11 Tyś zmiażdżył Rahaba ugodzonego śmiertelnie,
Mocnym swym ramieniem rozproszyłeś nieprzyjaciół twoich.
12 Twoje są niebiosa, twoja też ziemia:
Tyś ugruntował świat i to, co go wypełnia.
13 Tyś stworzył północ i południe;
Tabor i Hermon radośnie wykrzykują imieniu twemu.
14 Ramię twoje jest potężne;
Mocna jest ręka twoja,
A wysoko podniesiona prawica twoja.
15 Sprawiedliwość i prawo są podstawą tronu twego,
Łaska i wierność idą przed tobą.
16 Błogosławiony lud, który umie się radować
I chodzi w światłości oblicza twego, Panie.
17 Z imienia twego raduje się każdy dzień,
A sprawiedliwość twoja wywyższa ich,
18 Bo Ty jesteś blaskiem mocy ich,
A z życzliwości twojej podnosi się siła nasza.
19 Do Pana bowiem należy tarcza nasza,
A król nasz do Świętego Izraela.
20 Niegdyś rzekłeś w widzeniu do wiernych swoich
I powiedziałeś: Wzbudziłem bohatera ku pomocy,
Wywyższyłem wybrańca z ludu;
21 Znalazłem Dawida, sługę mego,
Namaściłem go świętym olejem moim,
22 Ręka moja wspierać go będzie,
A ramię moje umocni go.
23 Nie podejdzie go wróg,
A niegodziwiec go nie pognębi.
24 Zetrę przed nim jego przeciwników,
A tych, co go nienawidzą, powalę.
25 Wierność moja i łaska będzie z nim
I przez imię moje podniesie się siła jego.

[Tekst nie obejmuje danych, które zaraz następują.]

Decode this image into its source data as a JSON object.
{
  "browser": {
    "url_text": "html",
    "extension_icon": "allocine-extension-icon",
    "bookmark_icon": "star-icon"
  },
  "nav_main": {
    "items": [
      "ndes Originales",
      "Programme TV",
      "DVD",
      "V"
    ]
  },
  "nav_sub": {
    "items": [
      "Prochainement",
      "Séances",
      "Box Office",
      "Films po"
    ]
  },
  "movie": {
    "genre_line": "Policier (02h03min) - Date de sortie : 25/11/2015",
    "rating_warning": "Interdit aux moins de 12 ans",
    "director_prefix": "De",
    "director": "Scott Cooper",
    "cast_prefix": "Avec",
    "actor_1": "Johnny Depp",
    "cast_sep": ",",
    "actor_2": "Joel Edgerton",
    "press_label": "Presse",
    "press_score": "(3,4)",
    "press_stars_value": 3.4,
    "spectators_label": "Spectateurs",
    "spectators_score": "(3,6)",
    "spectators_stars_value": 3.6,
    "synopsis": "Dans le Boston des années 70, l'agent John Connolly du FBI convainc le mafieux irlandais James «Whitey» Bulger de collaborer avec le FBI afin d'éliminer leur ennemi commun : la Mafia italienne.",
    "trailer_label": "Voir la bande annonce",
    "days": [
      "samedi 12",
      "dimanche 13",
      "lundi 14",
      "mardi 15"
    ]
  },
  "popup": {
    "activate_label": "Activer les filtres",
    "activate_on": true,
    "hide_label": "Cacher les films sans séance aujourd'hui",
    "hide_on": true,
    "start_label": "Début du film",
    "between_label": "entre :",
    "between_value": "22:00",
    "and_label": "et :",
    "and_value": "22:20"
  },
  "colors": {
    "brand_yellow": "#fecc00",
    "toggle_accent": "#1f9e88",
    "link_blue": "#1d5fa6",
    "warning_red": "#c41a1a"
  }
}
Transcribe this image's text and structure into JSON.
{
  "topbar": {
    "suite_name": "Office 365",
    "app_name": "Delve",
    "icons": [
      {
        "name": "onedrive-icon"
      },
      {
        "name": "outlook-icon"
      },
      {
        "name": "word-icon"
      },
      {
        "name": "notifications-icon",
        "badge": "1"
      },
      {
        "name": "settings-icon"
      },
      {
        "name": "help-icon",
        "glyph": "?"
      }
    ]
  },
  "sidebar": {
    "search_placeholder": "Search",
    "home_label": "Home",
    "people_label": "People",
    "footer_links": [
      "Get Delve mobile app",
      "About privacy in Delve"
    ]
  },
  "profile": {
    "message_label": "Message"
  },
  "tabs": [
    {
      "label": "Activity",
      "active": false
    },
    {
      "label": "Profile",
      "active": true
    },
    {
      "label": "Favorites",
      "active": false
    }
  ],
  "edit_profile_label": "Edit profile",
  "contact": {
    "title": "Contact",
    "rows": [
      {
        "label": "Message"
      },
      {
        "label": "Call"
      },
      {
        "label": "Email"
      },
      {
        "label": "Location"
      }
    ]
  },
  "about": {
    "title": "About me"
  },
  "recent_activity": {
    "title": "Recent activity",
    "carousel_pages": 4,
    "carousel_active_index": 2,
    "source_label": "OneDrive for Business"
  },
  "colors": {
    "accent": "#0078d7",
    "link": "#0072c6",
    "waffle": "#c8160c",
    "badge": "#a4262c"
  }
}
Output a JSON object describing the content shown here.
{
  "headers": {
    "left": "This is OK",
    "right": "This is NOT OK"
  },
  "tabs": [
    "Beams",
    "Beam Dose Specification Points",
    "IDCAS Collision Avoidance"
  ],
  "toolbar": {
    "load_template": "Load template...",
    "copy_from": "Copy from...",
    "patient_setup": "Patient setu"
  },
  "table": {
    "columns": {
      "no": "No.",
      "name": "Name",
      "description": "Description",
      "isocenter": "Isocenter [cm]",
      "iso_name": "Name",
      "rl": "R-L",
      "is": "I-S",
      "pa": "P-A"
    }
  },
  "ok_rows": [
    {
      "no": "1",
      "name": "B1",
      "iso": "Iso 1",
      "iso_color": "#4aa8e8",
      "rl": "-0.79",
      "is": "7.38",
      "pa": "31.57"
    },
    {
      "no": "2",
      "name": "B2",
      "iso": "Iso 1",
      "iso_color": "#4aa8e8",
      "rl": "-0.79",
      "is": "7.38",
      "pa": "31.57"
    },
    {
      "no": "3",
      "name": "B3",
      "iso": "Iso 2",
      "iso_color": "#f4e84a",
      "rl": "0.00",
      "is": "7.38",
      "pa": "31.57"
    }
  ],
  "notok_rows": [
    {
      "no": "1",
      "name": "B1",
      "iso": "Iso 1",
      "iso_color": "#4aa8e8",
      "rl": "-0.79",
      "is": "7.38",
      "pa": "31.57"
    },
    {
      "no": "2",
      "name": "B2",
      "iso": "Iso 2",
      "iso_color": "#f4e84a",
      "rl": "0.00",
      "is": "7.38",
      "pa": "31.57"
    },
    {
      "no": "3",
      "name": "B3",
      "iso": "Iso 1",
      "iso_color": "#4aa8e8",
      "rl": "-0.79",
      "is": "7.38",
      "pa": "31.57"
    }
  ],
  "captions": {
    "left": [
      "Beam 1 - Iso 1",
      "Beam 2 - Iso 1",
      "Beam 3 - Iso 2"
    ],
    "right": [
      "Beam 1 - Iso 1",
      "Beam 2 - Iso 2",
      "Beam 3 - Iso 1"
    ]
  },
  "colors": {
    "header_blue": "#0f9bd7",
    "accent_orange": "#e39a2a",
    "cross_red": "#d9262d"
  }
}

26 Położę na morzu rękę jego,
A prawicę jego na rzekach.
27 On wzywać mnie będzie: Tyś Ojcem moim,
Bogiem moim i skalą zbawienia mego.
28 Ja zaś uczynię go pierworodnym,
Najwyższym wśród królów ziemi.
29 Na wieki zachowam dla niego łaskę swoją,
A przymierze moje z nim nie wzruszy się.
30 I utrwalę na wieki ród jego,
A tron jego jak dni niebios.
31 Jeżeli synowie jego porzucą zakon mój
I nie będą postępowali według nakazów moich,
32 Jeżeli znieważą ustawy moje
I nie będą przestrzegali przykazań moich,
33 To ukarzę rózgą przestępstwo ich
I winę ich plagami,
34 Ale łaski mojej nie odmówię mu,
Ani też nie złamię wierności mojej;
35 Nie naruszę przymierza mego
I nie zmienię słowa ust moich,
36 Raz przysiągłem na świętość moją,
Że nie skłamię Dawidowi.
37 Potomstwo jego trwać będzie na wieki,
A tron jego jak słońce przede mną,
38 Jak księżyc, ustanowiony na wieki,
Wierny świadek na niebie. Sela.
39 Lecz oto Ty odrzuciłeś i wzgardziłeś nim,
Rozgniewałeś się na pomazańca swego,
40 Zerwałeś przymierze ze sługą swym,
Zdeptałeś na ziemi koronę jego.
41 Porozwalałeś wszystkie ogrodzenia jego,
Obróciłeś w gruzy warownię jego.
42 Grabią go wszyscy przechodnie,
Stał się pośmiewiskiem sąsiadów swoich.
43 Wywyższyłeś prawicę nieprzyjaciół jego,
Sprawiłeś radość wszystkim wrogom jego.
44 Stępiłeś ostrze miecza jego
I nie wspierałeś go w bitwie.
45 Pozbawiłeś blasku majestat jego,
A tron jego obaliłeś na ziemię,
46 Skróciłeś dni młodości jego,
Okryłeś go hańbą. Sela.
47 Dopóki, Panie? Czy na zawsze będziesz się ukrywał?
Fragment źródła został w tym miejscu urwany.